ELIZABETH CLINE (AUTHOR)
In 2013, shopping at fast fashion stores like H&M, Zara, and Target will start to carry the same stigma as eating at fast-food restaurants. Consumers have shown they’ve reached a breaking point with factory fires and human rights abuses in the developing world and with the loss of garment jobs in the United States (we will not soon forget that our Olympic uniforms
were being outsourced to China).
What will make the growing anti-fast fashion sentiment stick is fatigue with the uniformity, lack of quality, and emptiness of buying cheap clothes. The thrill of getting a $10 top and tossing it out has lost its luster, and consumers are going to want much more from their wardrobes in 2013: We want to be engaged in the full life cycle of our clothes, rather than just blindly following trends.
Consumers will increasingly buy new less often, opting instead to support refashioned vintage, clothing swaps, and will work with a tailor or on their own sewing machine to customize their wardrobes. When they do buy new, they’ll look for cutting-edge new designers and brands who are rethinking the way we consume fashion and who focus on good fabrics and quality construction and original, timeless design.

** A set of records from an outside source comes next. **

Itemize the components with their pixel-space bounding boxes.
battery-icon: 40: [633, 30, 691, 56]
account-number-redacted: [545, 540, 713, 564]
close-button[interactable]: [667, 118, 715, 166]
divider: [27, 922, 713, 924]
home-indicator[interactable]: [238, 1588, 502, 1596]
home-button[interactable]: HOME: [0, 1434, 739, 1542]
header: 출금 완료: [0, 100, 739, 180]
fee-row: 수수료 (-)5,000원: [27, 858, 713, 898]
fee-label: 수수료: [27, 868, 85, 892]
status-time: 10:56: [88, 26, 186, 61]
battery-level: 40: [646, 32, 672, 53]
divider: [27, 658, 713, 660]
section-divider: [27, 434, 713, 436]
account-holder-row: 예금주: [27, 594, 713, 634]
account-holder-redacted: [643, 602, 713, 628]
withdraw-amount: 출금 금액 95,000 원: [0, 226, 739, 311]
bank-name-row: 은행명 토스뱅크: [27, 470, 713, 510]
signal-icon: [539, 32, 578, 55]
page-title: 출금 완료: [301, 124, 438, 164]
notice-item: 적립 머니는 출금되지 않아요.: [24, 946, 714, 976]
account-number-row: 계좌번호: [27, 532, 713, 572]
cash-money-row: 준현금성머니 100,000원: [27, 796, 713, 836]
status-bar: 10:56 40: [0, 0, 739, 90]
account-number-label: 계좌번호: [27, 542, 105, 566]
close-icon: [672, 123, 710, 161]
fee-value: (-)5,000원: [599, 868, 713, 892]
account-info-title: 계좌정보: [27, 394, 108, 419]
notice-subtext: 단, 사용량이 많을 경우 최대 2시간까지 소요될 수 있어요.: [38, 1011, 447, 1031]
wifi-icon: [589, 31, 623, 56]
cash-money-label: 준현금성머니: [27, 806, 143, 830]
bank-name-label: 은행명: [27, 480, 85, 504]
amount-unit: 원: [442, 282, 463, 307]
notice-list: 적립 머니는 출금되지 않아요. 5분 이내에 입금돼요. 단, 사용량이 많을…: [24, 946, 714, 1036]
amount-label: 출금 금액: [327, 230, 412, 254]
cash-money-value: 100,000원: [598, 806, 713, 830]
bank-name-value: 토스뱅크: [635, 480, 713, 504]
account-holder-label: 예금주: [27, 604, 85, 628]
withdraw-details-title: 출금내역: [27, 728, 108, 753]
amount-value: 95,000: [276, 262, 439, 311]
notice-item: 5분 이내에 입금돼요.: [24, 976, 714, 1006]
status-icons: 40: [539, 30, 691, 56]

Perhaps the biggest shift of all: The idea that buying cheap clothes makes you a smart consumer will at last fall out of favor. And consumers will start to view clothing as something worth investing in again. Budgeting for quality, ethically made clothing sold at a fair price will no longer be seen as elitist, it will be viewed as prioritizing the enormous role that clothing plays in our culture, economy, and personal lives.